Blancher has continued to pay his employees with federal Payroll Protection Program loans. But that money is now nearly exhausted. Without it, his employees can make more by going on unemployment than working with the restaurant and Rock ‘n’ Bowl at limited capacity.
“The numbers just don’t work,” Blancher said. “But I’m not despondent at the moment. I think the government is going to come up with another program in July. And I’ve done better than the majority of restaurants. If there’s not more funding coming, they’re not going to be around.
“I’m hopeful that, in a few weeks, more PPP money comes out, or we go to Phase 3. Until Phase 3 happens, you’re really just spinning your wheels. Phase 3 has to happen for us to really go into operation.

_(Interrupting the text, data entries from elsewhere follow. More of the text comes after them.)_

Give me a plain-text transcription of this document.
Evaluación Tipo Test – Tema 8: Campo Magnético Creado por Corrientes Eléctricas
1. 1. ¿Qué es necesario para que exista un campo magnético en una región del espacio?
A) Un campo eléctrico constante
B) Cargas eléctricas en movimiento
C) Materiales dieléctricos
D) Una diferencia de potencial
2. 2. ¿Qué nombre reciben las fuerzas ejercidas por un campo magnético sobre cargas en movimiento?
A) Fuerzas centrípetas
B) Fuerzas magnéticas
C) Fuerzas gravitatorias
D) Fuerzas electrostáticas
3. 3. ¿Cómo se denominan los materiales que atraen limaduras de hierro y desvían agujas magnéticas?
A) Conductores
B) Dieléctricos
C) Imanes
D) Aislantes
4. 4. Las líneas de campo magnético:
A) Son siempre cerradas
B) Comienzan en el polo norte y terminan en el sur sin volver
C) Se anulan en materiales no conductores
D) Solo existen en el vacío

“The current lid of 100 people, we can’t make that work. It’s frustrating that New Orleans has that restriction, and the rest of the state doesn’t.”
He hopes that local restaurants, nightclubs and bars in New Orleans can survive, given how essential they are to the city’s hospitality-driven economy.
“The pandemic is a lot worse for the city than Hurricane Katrina was. After Katrina, we had the sympathy and attention of the world. Everybody came here to help New Orleans. That’s not going to happen now. And if you don’t have music and food and bars, who’s coming here?”